Les responsables du régime nigérien considèrent officieusement que les leaders de l’opposition étaient à la manœuvre lors des manifestations les 16 et 17 janvier dernier contre les caricatures du journal satirique français « Charlie Hebdo ». Ces manifestations ont fait 10 morts, provoqué l’incendie d’une quarantaine d’églises et de débits de boissons ainsi que des actes de vandalisme contre des bâtiments publics.
C’est pour ce motif que Saoumana Sanda, un responsable de l’opposition a été arrêté le 24 janvier dernier alors qu’il avait été relâché la veille sur un ordre du juge. Mais cette arrestation, qui serait selon les proches du concerné sa cinquième en moins d’un an, illustre une situation qui s’est fortement dégradée dans le pays. Arrestations et interrogatoires des membres de l’opposition sont devenus courants dans le pays depuis quelques mois. Le pouvoir accuse l’opposition de vouloir le renverser dans la rue tandis que l’opposition dénonce la dictature rampante du régime et la dérive d’un chef d’Etat obnubilé par la prochaine élection présidentielle prévue en 2016.

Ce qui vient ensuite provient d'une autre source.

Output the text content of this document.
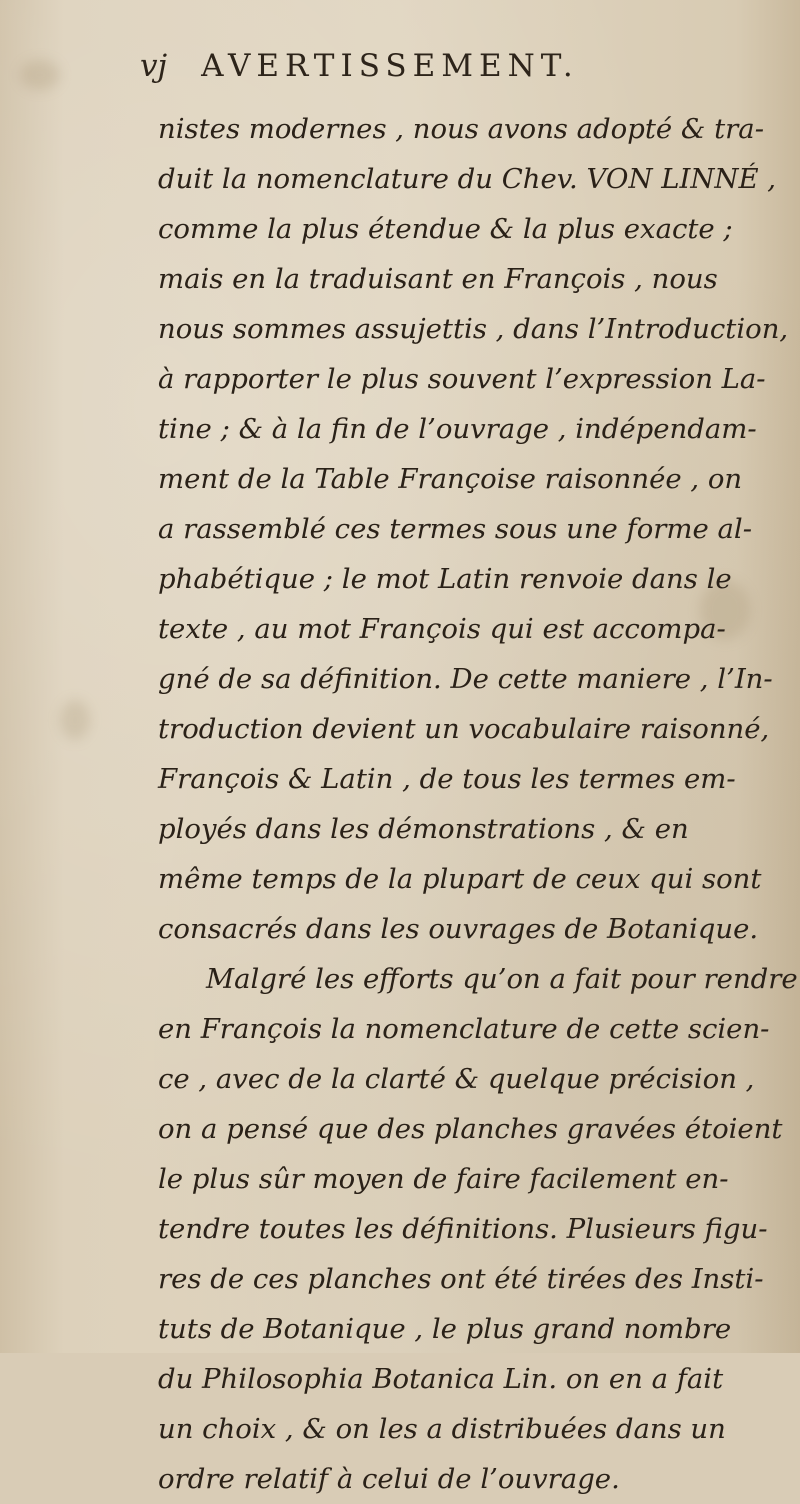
vj AVERTISSEMENT.
nistes modernes , nous avons adopté & tra-
duit la nomenclature du Chev. VON LINNÉ ,
comme la plus étendue & la plus exacte ;
mais en la traduisant en François , nous
nous sommes assujettis , dans l’Introduction,
à rapporter le plus souvent l’expression La-
tine ; & à la fin de l’ouvrage , indépendam-
ment de la Table Françoise raisonnée , on
a rassemblé ces termes sous une forme al-
phabétique ; le mot Latin renvoie dans le
texte , au mot François qui est accompa-
gné de sa définition. De cette maniere , l’In-
troduction devient un vocabulaire raisonné,
François & Latin , de tous les termes em-
ployés dans les démonstrations , & en
même temps de la plupart de ceux qui sont
consacrés dans les ouvrages de Botanique.
Malgré les efforts qu’on a fait pour rendre
en François la nomenclature de cette scien-
ce , avec de la clarté & quelque précision ,
on a pensé que des planches gravées étoient
le plus sûr moyen de faire facilement en-
tendre toutes les définitions. Plusieurs figu-
res de ces planches ont été tirées des Insti-
tuts de Botanique , le plus grand nombre
du Philosophia Botanica Lin. on en a fait
un choix , & on les a distribuées dans un
ordre relatif à celui de l’ouvrage.
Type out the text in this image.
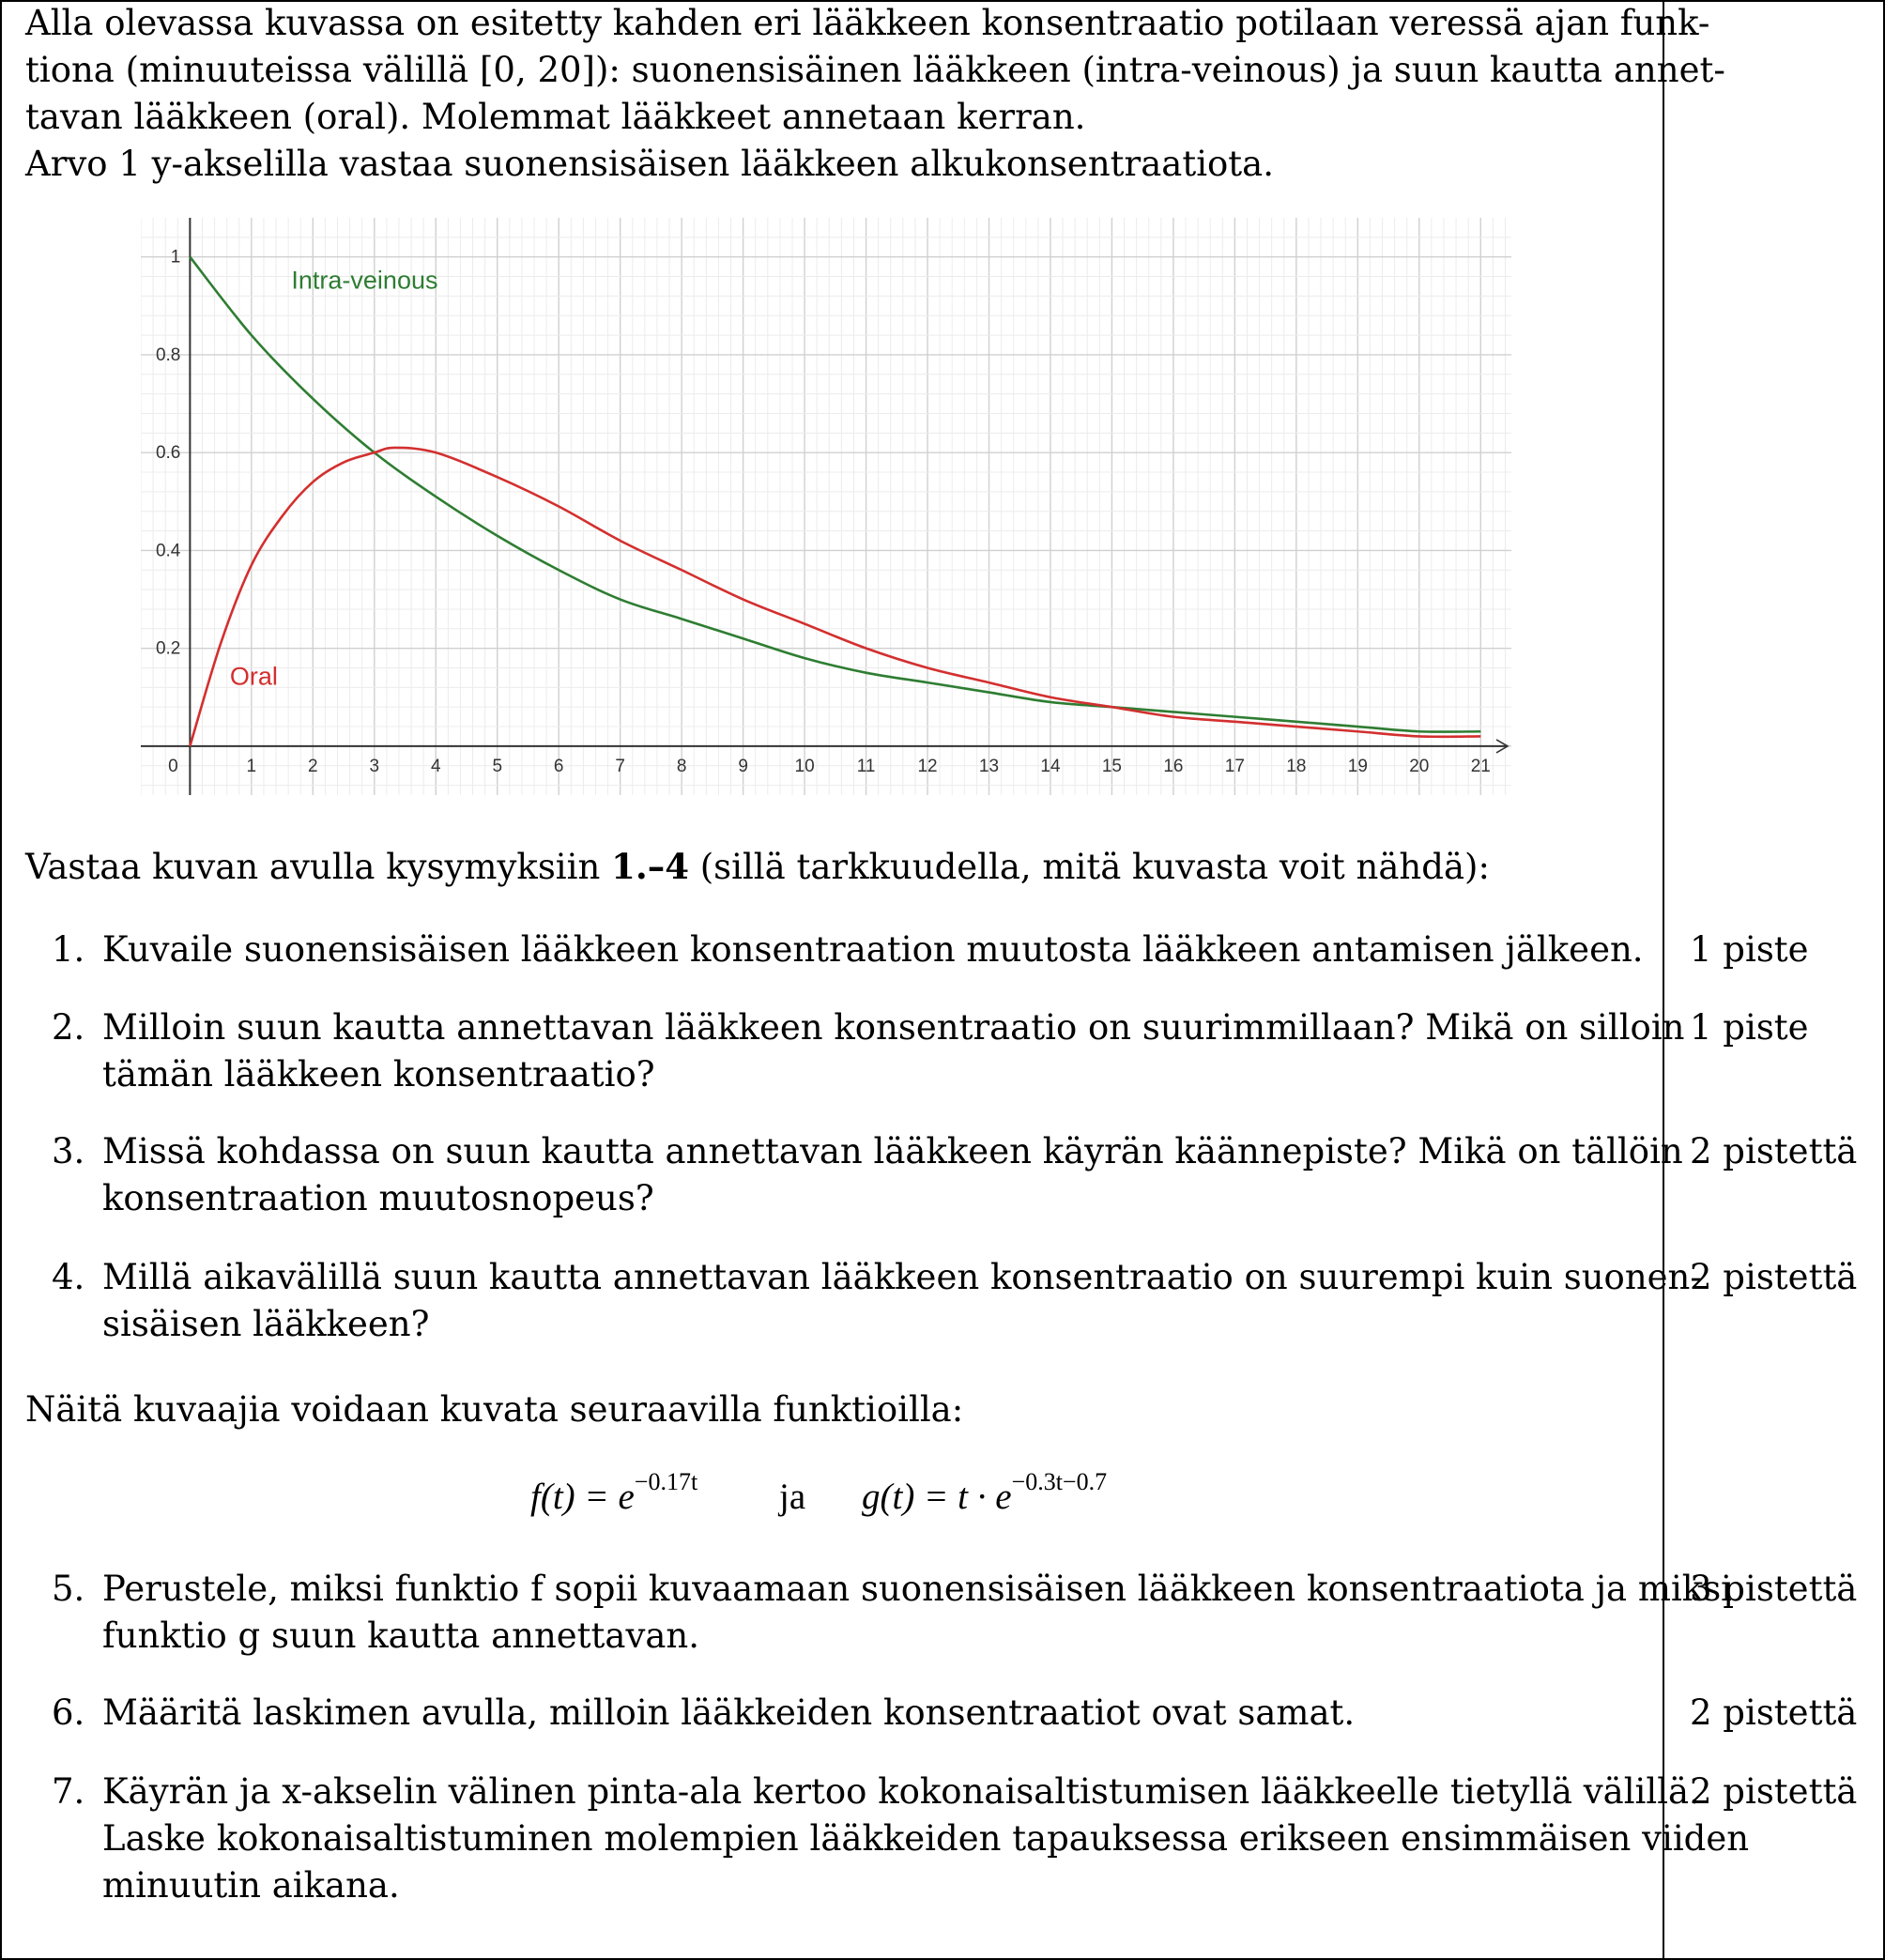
Alla olevassa kuvassa on esitetty kahden eri lääkkeen konsentraatio potilaan veressä ajan funk-
tiona (minuuteissa välillä [0, 20]): suonensisäinen lääkkeen (intra-veinous) ja suun kautta annet-
tavan lääkkeen (oral). Molemmat lääkkeet annetaan kerran.
Arvo 1 y-akselilla vastaa suonensisäisen lääkkeen alkukonsentraatiota.
0	1	2	3	4	5	6	7	8	9	10 11 12 13 14 15 16 17 18 19 20 21
0.2
0.4
0.6
0.8
1
Intra-veinous
Oral
Vastaa kuvan avulla kysymyksiin 1.–4 (sillä tarkkuudella, mitä kuvasta voit nähdä):
1. Kuvaile suonensisäisen lääkkeen konsentraation muutosta lääkkeen antamisen jälkeen. 1 piste
2. Milloin suun kautta annettavan lääkkeen konsentraatio on suurimmillaan? Mikä on silloin
tämän lääkkeen konsentraatio?
1 piste
3. Missä kohdassa on suun kautta annettavan lääkkeen käyrän käännepiste? Mikä on tällöin
konsentraation muutosnopeus?
2 pistettä
4. Millä aikavälillä suun kautta annettavan lääkkeen konsentraatio on suurempi kuin suonen-
sisäisen lääkkeen?
2 pistettä
Näitä kuvaajia voidaan kuvata seuraavilla funktioilla:
$f(t) = e^{-0.17t}$ ja $g(t) = t \cdot e^{-0.3t-0.7}$
5. Perustele, miksi funktio f sopii kuvaamaan suonensisäisen lääkkeen konsentraatiota ja miksi
funktio g suun kautta annettavan.
3 pistettä
6. Määritä laskimen avulla, milloin lääkkeiden konsentraatiot ovat samat.	2 pistettä
7. Käyrän ja x-akselin välinen pinta-ala kertoo kokonaisaltistumisen lääkkeelle tietyllä välillä.
Laske kokonaisaltistuminen molempien lääkkeiden tapauksessa erikseen ensimmäisen viiden
minuutin aikana.
2 pistettä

Si les frictions entre pouvoir et opposition sont communes à plusieurs pays du monde, l’ampleur qu’elles prennent au Niger est inquiétante. Ban Ki Moon, Secrétaire général des Nations Unies a exprimé avec regret cette situation, dans son dernier rapport consacré à l’Afrique de l’Ouest, publié fin décembre. La population nigérienne ne se retrouve plus entre un pouvoir critiqué qui n’arrive pas à répondre aux attentes des citoyens et une opposition divisée tentée par l’utilisation des manifs dans la rue. Beaucoup sont tentés par les discours antisystèmes relayés depuis plusieurs décennies par des organisations salafistes qui peuvent menacer le Niger, en plus des activités djihadistes dans la région.